イランへの攻撃の影響は日本の会社にも出始めています。ホルムズ海峡が事実上封鎖されたことを受け、中東向けに中古車を輸出する日本企業は対応に追われています。
【画像】去年の中東への自動車輸出額は2兆4000億円あまり 過去最高
高市総理「補助延長判断せず」
「仮に今般の事案を受けてLNGの輸入価格が上昇したとしても、電気・ガス料金が直ちに上昇することはないと考えております」
今後の電気・ガス料金についてこう説明した高市早苗総理大臣。今月使用分で終了する予定の電気・ガス料金への補助についても「延長を判断する段階にはない」と話しました。
一方、国内では影響が出始めているところもあります。
ジャパン・キャリアー 藤原正幸社長
「(Q.ここにある車も全部?)輸出されます。全部輸出されます」
千葉県内で数百台の中古車を保管しているこちらの会社。フェラーリやランボルギーニ、さらにはロールスロイスまで、数千万円を超える高級車も数多くあります。
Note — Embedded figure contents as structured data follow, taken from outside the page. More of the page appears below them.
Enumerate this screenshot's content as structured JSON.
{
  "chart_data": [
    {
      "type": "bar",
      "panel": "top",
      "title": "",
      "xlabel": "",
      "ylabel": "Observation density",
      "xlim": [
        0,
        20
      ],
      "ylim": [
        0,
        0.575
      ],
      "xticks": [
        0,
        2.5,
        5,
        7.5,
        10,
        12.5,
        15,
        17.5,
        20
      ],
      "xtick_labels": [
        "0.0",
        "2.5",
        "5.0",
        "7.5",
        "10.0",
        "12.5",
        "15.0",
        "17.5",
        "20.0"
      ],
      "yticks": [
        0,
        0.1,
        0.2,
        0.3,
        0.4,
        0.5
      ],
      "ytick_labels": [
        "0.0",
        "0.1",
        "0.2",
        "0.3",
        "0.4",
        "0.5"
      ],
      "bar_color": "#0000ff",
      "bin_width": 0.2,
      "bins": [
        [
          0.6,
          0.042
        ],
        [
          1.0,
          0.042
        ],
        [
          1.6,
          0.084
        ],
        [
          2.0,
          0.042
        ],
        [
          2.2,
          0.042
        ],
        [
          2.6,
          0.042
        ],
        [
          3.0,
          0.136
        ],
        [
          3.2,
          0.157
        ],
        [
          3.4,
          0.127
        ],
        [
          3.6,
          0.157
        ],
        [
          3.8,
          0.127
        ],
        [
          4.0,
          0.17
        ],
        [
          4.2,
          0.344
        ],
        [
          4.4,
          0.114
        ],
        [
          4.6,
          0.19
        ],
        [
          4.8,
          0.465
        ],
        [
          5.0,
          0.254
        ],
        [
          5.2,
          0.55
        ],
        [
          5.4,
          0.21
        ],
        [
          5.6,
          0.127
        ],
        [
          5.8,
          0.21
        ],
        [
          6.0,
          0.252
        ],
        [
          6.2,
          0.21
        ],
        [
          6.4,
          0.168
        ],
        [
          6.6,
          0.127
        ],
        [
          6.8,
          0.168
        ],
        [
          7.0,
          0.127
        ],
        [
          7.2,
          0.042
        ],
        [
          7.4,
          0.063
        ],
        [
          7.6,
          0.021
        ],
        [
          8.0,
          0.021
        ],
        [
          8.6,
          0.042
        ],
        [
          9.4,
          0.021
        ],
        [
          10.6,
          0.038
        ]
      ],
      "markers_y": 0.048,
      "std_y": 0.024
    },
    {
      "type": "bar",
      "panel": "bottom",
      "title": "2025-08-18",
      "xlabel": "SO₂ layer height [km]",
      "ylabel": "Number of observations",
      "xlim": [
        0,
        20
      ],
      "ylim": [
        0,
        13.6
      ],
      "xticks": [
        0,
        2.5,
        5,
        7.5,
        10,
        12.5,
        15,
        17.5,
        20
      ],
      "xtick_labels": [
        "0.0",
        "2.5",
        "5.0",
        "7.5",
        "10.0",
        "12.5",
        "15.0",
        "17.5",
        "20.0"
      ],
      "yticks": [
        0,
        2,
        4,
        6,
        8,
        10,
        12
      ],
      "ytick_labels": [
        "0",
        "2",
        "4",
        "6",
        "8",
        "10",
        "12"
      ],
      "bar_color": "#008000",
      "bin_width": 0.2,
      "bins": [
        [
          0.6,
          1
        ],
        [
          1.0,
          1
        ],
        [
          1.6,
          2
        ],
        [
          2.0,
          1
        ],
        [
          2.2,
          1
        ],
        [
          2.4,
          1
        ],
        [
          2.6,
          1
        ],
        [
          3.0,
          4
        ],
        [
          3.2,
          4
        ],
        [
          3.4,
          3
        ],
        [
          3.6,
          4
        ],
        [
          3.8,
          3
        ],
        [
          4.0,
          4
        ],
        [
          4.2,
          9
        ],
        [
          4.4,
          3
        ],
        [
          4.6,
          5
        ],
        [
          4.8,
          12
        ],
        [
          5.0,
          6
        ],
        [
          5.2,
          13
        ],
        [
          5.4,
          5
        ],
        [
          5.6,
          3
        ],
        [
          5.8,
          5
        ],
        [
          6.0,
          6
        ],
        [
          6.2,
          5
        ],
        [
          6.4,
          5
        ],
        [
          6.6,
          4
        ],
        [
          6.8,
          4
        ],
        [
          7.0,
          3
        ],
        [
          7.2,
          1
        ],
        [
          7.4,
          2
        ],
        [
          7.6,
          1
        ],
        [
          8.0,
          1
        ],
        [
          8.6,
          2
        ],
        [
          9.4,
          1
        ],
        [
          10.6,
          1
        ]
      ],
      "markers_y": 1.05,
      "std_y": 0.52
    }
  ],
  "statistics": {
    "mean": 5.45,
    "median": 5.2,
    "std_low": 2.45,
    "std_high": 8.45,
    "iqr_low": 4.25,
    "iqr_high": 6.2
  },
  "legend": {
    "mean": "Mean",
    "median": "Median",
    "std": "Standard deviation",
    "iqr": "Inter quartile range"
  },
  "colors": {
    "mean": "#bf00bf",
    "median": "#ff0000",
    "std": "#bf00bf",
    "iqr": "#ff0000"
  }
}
「いま円安なので、高級車ほど価格の差が大きいんですよ。中東系だったらオイルマネーがあるので、オイルマネーでみなさん、高い車を買われる」
高級中古車輸出キャンセル
高級車の多くは、UAEのドバイなど中東地域に輸出されています。
通常こちらの会社では、車の整備や輸出の手続きを行った後、船会社に引き渡しています。しかし、ホルムズ海峡が事実上封鎖されたことを受け、3日は…。
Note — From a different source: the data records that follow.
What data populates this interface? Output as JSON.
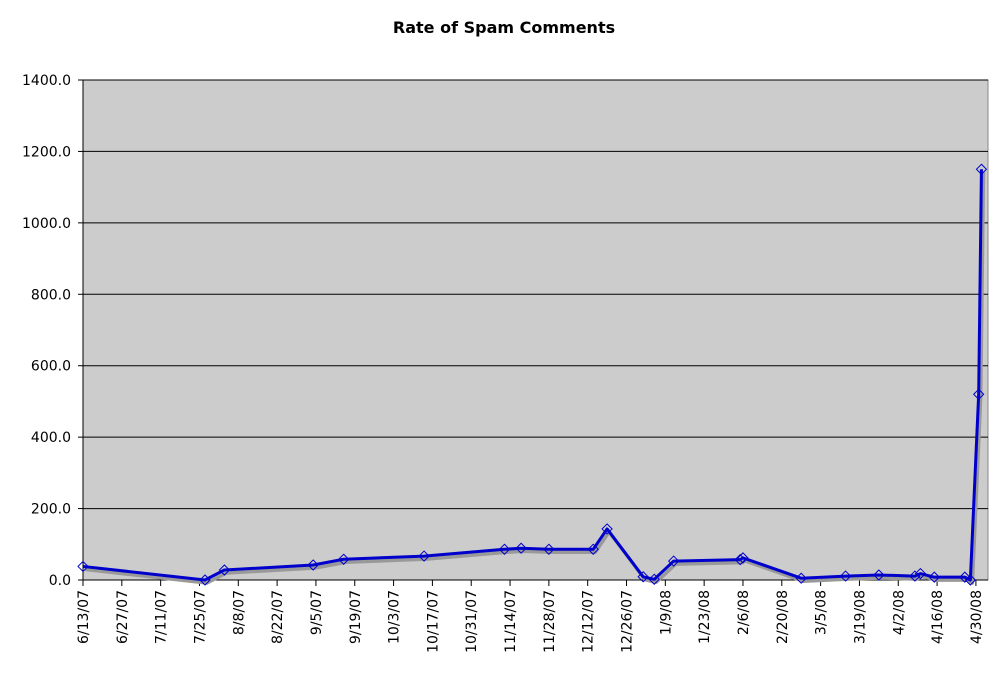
{
  "chart_data": {
    "type": "line",
    "title": "Rate of Spam Comments",
    "xlabel": "",
    "ylabel": "",
    "ylim": [
      0,
      1400
    ],
    "y_ticks": [
      "0.0",
      "200.0",
      "400.0",
      "600.0",
      "800.0",
      "1000.0",
      "1200.0",
      "1400.0"
    ],
    "y_tick_values": [
      0,
      200,
      400,
      600,
      800,
      1000,
      1200,
      1400
    ],
    "x_start": "2007-06-13",
    "x_end": "2008-05-05",
    "x_ticks": [
      "6/13/07",
      "6/27/07",
      "7/11/07",
      "7/25/07",
      "8/8/07",
      "8/22/07",
      "9/5/07",
      "9/19/07",
      "10/3/07",
      "10/17/07",
      "10/31/07",
      "11/14/07",
      "11/28/07",
      "12/12/07",
      "12/26/07",
      "1/9/08",
      "1/23/08",
      "2/6/08",
      "2/20/08",
      "3/5/08",
      "3/19/08",
      "4/2/08",
      "4/16/08",
      "4/30/08"
    ],
    "grid": true,
    "background": "#cccccc",
    "series": [
      {
        "name": "Spam comments",
        "color": "#0000cc",
        "points": [
          [
            "2007-06-13",
            38
          ],
          [
            "2007-07-27",
            0
          ],
          [
            "2007-08-03",
            28
          ],
          [
            "2007-09-04",
            42
          ],
          [
            "2007-09-15",
            58
          ],
          [
            "2007-10-14",
            67
          ],
          [
            "2007-11-12",
            86
          ],
          [
            "2007-11-18",
            89
          ],
          [
            "2007-11-28",
            86
          ],
          [
            "2007-12-14",
            86
          ],
          [
            "2007-12-19",
            143
          ],
          [
            "2008-01-01",
            9
          ],
          [
            "2008-01-05",
            2
          ],
          [
            "2008-01-12",
            53
          ],
          [
            "2008-02-05",
            57
          ],
          [
            "2008-02-06",
            62
          ],
          [
            "2008-02-27",
            5
          ],
          [
            "2008-03-14",
            11
          ],
          [
            "2008-03-26",
            14
          ],
          [
            "2008-04-08",
            11
          ],
          [
            "2008-04-10",
            18
          ],
          [
            "2008-04-15",
            8
          ],
          [
            "2008-04-26",
            8
          ],
          [
            "2008-04-28",
            0
          ],
          [
            "2008-05-01",
            520
          ],
          [
            "2008-05-02",
            1150
          ]
        ]
      }
    ]
  }
}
「港で船に載せるために車を積み込んでいる途中だったが、けさ、船の出港を突然止めるということで、すでに輸出手続きは終わって外国の貨物になっているんですけど、『輸入手続き』をしてこちらに保管しなくてはいけないという状況もきょう聞きましたので、かなりこれから現場も混乱してくると思う」
手続きを終えて港で船の積み込みを待っていた車はすでに輸出車の扱いとなるため、船がキャンセルとなった場合、再び「輸入手続き」をしてからこちらのヤードに運び直すことになるのです。
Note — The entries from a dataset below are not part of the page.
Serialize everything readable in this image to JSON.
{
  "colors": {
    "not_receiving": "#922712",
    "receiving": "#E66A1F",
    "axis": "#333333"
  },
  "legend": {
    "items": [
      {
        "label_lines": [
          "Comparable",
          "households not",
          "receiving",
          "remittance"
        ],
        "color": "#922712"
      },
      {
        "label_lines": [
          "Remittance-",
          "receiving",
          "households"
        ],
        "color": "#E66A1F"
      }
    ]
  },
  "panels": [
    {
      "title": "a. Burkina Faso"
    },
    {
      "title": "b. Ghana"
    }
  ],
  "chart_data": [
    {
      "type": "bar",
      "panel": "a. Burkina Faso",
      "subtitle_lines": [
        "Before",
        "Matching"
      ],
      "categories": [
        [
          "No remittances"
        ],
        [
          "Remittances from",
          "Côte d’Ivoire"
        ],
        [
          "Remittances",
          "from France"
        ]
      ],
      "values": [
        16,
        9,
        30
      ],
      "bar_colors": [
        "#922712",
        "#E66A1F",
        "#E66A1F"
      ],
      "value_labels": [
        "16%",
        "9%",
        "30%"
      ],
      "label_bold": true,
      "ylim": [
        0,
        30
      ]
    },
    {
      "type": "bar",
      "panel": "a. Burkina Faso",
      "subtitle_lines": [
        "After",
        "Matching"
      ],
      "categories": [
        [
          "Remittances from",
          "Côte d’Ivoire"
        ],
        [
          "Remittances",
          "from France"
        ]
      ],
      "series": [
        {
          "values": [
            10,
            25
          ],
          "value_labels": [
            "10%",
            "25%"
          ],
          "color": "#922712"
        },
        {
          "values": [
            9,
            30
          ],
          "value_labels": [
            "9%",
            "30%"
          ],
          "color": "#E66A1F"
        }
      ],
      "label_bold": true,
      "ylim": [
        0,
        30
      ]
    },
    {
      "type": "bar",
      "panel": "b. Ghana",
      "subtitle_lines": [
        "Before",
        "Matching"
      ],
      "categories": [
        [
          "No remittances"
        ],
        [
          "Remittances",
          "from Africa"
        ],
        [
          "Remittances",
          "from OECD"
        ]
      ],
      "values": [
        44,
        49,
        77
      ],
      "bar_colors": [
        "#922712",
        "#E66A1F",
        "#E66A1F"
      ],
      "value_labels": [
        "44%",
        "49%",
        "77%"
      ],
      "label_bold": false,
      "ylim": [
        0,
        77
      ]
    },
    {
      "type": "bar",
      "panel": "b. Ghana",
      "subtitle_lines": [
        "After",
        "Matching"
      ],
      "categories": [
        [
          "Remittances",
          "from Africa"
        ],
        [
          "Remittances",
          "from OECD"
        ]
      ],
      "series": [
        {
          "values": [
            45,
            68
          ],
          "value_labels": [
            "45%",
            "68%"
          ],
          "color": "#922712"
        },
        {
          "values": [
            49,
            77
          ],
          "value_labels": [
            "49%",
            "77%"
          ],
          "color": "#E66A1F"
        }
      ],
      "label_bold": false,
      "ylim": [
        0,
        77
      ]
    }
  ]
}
「おそらく中東向けで買われた車に関しては、中東の状況が改善するまではしばらく日本で保管をするということですし。中東側での経済状況が悪くなれば、場合によっては日本で処分してくださいと、再度オークションにかけて売ってくださいという形で、車がそちらに動いていくということもあるのではないか」
去年、中東への自動車輸出額は2兆4000億円あまりで過去最高を更新しました。中古車に限れば、UAEが22万台で首位になるなど、日本の自動車業界にとって中東は重要な輸出相手なだけに、今後さらなる影響が心配されます。